Ah, love! When you first start dating someone, you want to spend every minute with that person. The problem is that sometimes it's to the exclusion of your compadres. As Emily, Sarah and Allison have shown us, juggling your love life and friendships isn't easy. Moreover, both friendships and relationships can suffer without proper consideration for all parties involved. Many friendships have ended over a boyfriend or girlfriend. Face it—balancing your friendships with your love life is a common dilemma among high schoolers. Hurt feelings, lonely nights, and jealousies seem de rigueur, right?

While one person may say, "Your friends last forever, but guys come and go," another person professes, "C'est l'amour!" In reality, we all want to retain our friendships and keep the love life burning, too. So here are some ways to balance both.


50/50 Vision    to top

Instead of looking at your love relationship as an all or nothing prospect, plan on devoting half of your spare time to your friends. For example, go out with Mr. Wonderful on Friday night, and then go to the movies with your friends on Saturday.

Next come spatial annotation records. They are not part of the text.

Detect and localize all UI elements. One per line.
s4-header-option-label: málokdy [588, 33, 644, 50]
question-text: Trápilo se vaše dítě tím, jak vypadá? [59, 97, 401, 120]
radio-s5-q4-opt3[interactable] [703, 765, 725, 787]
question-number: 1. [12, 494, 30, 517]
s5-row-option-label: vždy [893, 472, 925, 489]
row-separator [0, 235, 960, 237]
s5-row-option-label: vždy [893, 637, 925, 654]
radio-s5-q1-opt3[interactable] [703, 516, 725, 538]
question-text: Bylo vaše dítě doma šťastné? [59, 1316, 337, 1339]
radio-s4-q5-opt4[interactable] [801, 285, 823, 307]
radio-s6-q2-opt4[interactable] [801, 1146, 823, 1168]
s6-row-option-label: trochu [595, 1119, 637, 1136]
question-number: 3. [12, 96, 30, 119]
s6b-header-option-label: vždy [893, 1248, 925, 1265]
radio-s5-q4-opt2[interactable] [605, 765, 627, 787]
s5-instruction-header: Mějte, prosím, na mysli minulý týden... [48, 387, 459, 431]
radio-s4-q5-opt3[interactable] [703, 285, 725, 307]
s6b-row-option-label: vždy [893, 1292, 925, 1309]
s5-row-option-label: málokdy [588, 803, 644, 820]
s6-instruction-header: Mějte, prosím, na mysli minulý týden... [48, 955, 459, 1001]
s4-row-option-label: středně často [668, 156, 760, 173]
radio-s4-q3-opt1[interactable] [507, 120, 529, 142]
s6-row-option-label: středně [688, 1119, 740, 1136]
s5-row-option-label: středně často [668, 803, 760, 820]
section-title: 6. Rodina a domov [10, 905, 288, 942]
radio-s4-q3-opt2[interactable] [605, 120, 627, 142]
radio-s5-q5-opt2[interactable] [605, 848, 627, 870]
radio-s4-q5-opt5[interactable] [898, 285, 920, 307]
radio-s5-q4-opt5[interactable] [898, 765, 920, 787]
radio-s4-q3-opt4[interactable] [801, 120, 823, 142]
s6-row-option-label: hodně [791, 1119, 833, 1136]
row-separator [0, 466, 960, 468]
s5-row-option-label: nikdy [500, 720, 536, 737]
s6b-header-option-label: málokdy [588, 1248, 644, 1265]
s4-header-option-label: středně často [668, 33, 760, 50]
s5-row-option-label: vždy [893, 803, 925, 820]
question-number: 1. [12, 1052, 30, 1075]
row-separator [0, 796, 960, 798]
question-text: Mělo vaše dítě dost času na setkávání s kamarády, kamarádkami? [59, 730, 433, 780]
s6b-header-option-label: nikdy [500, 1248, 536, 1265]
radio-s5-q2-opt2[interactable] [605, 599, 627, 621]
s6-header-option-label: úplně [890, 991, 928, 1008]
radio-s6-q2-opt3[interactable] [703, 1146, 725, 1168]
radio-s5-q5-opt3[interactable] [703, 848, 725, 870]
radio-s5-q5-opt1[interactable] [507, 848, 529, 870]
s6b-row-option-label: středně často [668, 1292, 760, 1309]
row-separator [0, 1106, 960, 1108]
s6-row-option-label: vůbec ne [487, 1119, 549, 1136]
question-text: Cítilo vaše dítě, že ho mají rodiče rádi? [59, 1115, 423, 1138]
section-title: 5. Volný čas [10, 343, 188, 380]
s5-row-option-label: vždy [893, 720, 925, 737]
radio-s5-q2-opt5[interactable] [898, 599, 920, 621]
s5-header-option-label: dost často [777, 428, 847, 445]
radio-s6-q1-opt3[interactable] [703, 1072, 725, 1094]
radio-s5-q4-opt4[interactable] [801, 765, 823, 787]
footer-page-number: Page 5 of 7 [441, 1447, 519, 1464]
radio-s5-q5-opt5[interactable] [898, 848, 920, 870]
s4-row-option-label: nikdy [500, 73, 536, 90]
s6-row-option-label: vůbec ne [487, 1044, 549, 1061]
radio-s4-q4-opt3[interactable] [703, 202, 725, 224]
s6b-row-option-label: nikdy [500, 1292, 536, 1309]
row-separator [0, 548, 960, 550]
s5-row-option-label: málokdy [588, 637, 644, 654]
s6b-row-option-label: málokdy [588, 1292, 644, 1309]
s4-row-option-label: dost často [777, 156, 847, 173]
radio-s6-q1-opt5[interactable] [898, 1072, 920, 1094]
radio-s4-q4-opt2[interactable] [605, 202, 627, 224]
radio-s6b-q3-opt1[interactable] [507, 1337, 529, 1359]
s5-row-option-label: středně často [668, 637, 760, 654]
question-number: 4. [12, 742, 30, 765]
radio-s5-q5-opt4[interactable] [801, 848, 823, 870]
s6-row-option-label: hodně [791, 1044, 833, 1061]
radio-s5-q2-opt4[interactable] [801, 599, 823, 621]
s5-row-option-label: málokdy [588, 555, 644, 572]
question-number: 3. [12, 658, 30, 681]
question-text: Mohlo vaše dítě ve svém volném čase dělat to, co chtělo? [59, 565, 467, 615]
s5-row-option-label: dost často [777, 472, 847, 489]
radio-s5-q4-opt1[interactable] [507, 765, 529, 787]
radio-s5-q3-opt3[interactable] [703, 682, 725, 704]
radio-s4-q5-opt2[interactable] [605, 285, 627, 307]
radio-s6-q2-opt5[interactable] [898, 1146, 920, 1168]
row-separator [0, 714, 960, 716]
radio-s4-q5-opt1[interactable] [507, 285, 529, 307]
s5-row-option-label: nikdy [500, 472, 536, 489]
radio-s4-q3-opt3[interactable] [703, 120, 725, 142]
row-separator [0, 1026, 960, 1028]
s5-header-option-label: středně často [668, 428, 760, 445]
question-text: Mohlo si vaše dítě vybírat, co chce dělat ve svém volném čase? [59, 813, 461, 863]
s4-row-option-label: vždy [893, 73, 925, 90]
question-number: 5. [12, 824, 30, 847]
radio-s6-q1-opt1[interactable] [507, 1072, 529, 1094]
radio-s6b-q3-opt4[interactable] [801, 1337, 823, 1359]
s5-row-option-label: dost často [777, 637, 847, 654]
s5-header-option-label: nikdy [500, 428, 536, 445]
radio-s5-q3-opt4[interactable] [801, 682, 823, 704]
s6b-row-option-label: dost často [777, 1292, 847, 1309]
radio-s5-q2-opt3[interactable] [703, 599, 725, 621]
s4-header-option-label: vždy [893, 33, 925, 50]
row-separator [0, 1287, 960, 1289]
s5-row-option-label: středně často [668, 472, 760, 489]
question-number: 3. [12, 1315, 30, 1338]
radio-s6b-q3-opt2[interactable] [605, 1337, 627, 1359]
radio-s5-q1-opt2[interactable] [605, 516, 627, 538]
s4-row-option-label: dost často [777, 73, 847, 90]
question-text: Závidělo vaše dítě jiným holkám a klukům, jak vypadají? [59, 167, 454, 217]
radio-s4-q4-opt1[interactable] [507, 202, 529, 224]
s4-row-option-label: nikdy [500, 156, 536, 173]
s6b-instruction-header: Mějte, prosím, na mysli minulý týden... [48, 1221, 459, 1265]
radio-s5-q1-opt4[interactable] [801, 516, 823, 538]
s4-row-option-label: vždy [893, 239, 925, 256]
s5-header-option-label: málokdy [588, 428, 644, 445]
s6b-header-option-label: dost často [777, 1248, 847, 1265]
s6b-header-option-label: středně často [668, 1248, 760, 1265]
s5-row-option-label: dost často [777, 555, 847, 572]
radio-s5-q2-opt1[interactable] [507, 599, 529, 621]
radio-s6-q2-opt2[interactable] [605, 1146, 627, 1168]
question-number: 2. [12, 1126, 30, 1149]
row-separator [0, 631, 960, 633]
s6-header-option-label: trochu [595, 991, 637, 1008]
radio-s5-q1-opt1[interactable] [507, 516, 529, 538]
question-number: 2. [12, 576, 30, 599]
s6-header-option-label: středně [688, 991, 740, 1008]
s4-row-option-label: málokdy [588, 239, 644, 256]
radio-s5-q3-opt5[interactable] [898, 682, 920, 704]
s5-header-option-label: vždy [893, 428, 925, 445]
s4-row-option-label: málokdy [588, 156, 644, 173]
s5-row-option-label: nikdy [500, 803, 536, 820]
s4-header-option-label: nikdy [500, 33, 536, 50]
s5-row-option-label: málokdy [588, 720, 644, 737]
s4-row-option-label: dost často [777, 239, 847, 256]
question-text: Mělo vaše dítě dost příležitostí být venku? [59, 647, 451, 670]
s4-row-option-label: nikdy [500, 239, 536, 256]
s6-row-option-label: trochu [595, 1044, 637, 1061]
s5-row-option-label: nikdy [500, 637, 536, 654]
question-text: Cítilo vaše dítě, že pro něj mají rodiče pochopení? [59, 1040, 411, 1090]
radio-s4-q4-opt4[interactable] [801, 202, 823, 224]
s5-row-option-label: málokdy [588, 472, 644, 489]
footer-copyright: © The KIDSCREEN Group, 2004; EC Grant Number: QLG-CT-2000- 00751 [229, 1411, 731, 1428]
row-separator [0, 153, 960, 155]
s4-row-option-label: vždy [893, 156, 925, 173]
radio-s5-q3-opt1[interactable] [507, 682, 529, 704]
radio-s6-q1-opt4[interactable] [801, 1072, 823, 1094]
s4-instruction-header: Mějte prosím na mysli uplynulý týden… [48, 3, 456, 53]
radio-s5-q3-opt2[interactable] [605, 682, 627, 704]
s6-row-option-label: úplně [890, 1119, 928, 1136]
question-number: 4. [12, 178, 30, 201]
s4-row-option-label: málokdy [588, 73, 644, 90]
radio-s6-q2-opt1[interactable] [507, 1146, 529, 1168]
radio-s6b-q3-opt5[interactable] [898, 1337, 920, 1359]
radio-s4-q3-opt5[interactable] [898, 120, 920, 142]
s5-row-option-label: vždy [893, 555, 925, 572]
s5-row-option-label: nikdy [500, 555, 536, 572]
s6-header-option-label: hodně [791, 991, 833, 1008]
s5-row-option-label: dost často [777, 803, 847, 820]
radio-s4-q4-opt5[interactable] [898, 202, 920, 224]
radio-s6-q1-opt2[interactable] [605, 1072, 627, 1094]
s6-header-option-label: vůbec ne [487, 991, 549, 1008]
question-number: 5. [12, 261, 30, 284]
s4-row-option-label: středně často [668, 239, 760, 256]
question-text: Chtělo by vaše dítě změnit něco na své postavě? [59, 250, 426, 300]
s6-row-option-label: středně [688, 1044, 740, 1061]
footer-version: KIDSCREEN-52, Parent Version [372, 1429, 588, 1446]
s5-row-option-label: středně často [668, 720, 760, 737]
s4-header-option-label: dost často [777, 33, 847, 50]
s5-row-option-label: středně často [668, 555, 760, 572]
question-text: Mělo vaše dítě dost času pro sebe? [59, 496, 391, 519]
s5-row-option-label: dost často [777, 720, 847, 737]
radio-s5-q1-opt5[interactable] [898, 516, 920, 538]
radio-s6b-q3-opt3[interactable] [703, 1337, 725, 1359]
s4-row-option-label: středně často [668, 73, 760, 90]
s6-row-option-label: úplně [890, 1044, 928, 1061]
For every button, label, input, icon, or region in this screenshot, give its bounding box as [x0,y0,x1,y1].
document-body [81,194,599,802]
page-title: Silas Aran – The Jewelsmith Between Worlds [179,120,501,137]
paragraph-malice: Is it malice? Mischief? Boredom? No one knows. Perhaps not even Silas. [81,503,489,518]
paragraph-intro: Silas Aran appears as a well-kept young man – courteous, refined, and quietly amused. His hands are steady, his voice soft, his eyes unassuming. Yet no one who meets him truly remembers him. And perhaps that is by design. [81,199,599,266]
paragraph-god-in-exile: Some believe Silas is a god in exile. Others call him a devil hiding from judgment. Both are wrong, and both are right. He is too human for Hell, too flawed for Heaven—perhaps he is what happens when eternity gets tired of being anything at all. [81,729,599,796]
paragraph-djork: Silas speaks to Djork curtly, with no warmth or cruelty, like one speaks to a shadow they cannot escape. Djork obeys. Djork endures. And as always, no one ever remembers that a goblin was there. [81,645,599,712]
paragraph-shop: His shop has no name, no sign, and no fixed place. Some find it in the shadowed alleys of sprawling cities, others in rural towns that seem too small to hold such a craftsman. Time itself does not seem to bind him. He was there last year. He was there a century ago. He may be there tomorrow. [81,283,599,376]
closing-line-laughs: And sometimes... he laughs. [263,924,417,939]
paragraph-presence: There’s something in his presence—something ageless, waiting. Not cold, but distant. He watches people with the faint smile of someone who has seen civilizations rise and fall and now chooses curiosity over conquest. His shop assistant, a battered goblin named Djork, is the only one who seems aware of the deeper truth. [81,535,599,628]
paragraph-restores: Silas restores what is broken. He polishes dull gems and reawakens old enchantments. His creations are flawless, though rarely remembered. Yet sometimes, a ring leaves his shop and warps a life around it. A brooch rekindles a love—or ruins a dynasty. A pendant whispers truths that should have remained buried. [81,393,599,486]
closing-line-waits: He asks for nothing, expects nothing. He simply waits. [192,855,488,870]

Three's Company, Too    to top

Plan activities together—all together. Introduce your guy or girl to your friends, and do things in a group. When Kelly, a freshman, wasn't seeing enough of her best friend, Kim, after Kim got a boyfriend, she took the first step and invited the duo out to pizza with a group. Kelly and Kim got to hang out like old times, but Kim still got to hold hands with her beau. By all means, you can go out on your private dates, but consider activities that will bring together your friends and your love interest, too.


Relationship Rules    to top

Want to plan a group activity to introduce your steady to your friends? Some good choices include playing miniature golf, busting out the barbecue at a park or lake, going "en masse" to a concert, or attending a school athletic event.


It's the Little Things    to top

"When I'm going out with a guy and spending a lot of time with him," says one sophomore girl, "I make sure to call my girlfriends all the time!" Just keeping in contact can be a powerful tool in keeping your friendships alive when you're otherwise preoccupied with your sweetheart. Take time to make a quick phone call or to stop by and say "hi." Eat lunch with your friends and save contact with your honey until after classes end. These little things let your friends know you haven't forgotten them, yet still allow plenty of time for serious affection.

In the end, you love all your amigos and your amours, right? So, ultimately, it benefits you to nurture both. Perhaps the best advice comes from a teen that had this to say about the whole matter: "When you are in a relationship with anyone—boyfriend, girlfriend, friends, whoever—they should understand that there are things happening on both sides of the wall." As for Sarah, Emily, and Allison, well, they opted to make more time for their friendships with each other instead of devoting all their time to boyfriends. They were last seen making instant pudding together and having a sleepover, complete with make-up applications, pillow fights, and girl talk.

NOTE: Emily, Allison, and Sarah are pseudonyms.